Unlocking the molecular function of 'chaperone' machinery Tracking dynamic conformational changes of proteins at the single-molecule level

University of Tokyo researchers and their collaborators succeeded in directly observing a protein undergo dynamic conformational changes brought about by a multiprotein machinery called the "chaperone." They made their observation using technology known as single-molecule imaging.

The chaperone machinery induces conformational changes of its "client" proteins to activate their functions. There are hundreds of such client proteins in cells, including those involved in cancer or Alzheimer's disease. Exactly how the chaperone changes the conformation of the client proteins remains unclear as there are no suitable tools to address this question.

The research group led by graduate student Kotaro Tsuboyama and Professor Yukihide Tomari at the Institute for Quantitative Biosciences introduced two different fluorescent dyes into two different sites within one of the client proteins, Argonaute, which lies at the core of RNA silencing. They then directly tracked the dynamics where the chaperone changes the Argonaute conformation by using a single-molecule imaging technique.
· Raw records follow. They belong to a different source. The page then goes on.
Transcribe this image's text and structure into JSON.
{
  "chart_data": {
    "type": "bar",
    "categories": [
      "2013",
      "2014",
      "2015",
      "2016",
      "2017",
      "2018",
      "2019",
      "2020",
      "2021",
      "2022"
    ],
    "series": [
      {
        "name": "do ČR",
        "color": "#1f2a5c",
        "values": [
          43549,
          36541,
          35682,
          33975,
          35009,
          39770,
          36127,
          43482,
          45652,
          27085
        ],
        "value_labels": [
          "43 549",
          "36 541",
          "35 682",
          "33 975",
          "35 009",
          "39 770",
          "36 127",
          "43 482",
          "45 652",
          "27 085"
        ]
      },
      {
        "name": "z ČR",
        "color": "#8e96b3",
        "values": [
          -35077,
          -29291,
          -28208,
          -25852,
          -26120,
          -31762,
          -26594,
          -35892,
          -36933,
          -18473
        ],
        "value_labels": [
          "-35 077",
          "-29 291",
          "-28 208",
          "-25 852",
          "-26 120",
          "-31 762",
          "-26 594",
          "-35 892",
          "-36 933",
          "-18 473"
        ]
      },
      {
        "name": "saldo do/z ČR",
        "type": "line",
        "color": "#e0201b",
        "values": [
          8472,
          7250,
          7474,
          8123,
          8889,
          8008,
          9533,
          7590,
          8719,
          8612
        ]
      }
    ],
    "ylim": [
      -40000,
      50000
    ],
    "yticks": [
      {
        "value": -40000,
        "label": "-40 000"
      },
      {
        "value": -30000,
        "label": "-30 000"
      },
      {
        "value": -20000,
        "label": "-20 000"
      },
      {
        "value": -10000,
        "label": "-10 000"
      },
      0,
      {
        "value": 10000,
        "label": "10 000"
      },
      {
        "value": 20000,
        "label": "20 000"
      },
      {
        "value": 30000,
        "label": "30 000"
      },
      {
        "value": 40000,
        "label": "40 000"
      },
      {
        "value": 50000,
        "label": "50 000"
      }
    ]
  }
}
The results suggested that the chaperone renders Argonaute into a very open, active form, and that two chaperone systems in the machinery have distinct functions but act cooperatively to open up Argonaute.
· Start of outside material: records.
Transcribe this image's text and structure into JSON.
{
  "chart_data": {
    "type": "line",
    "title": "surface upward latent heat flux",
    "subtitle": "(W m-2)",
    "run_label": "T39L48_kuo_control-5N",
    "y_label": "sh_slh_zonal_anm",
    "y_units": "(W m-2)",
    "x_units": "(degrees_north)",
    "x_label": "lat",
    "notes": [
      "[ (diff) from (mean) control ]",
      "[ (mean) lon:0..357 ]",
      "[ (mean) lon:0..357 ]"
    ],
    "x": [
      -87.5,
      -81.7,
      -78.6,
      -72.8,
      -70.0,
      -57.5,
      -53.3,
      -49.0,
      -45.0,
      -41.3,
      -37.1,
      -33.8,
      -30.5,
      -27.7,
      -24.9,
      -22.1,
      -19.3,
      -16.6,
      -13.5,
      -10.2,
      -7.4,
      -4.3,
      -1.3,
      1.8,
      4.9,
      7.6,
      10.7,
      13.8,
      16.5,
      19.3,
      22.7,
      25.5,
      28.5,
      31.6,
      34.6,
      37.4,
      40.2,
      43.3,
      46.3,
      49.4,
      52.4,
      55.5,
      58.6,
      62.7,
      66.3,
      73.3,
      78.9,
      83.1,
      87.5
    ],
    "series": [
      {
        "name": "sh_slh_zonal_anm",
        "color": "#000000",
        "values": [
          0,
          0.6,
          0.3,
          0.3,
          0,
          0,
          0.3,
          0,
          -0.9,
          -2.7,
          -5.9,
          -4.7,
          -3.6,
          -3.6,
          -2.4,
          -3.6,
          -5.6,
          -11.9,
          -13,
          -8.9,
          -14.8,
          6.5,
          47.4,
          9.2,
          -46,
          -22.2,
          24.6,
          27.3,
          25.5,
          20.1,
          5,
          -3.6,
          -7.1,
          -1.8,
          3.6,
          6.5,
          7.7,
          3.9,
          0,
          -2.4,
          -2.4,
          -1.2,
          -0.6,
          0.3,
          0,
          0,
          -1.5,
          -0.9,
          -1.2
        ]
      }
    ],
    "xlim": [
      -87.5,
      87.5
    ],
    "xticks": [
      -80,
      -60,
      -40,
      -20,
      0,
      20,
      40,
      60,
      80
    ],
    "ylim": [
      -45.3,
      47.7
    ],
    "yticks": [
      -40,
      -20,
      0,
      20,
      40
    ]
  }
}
This groundbreaking result reveals the molecular mechanism behind chaperone machinery-mediated activation of client proteins via their conformational changes. This finding is expected to accelerate the research of drugs to control the chaperone activity.

"Our data answers a question I've always asked myself: What does the chaperone do to client proteins?" says Tomari. Tsuboyama comments: "We would like to try to decipher other interesting phenomena by using single-molecule imaging."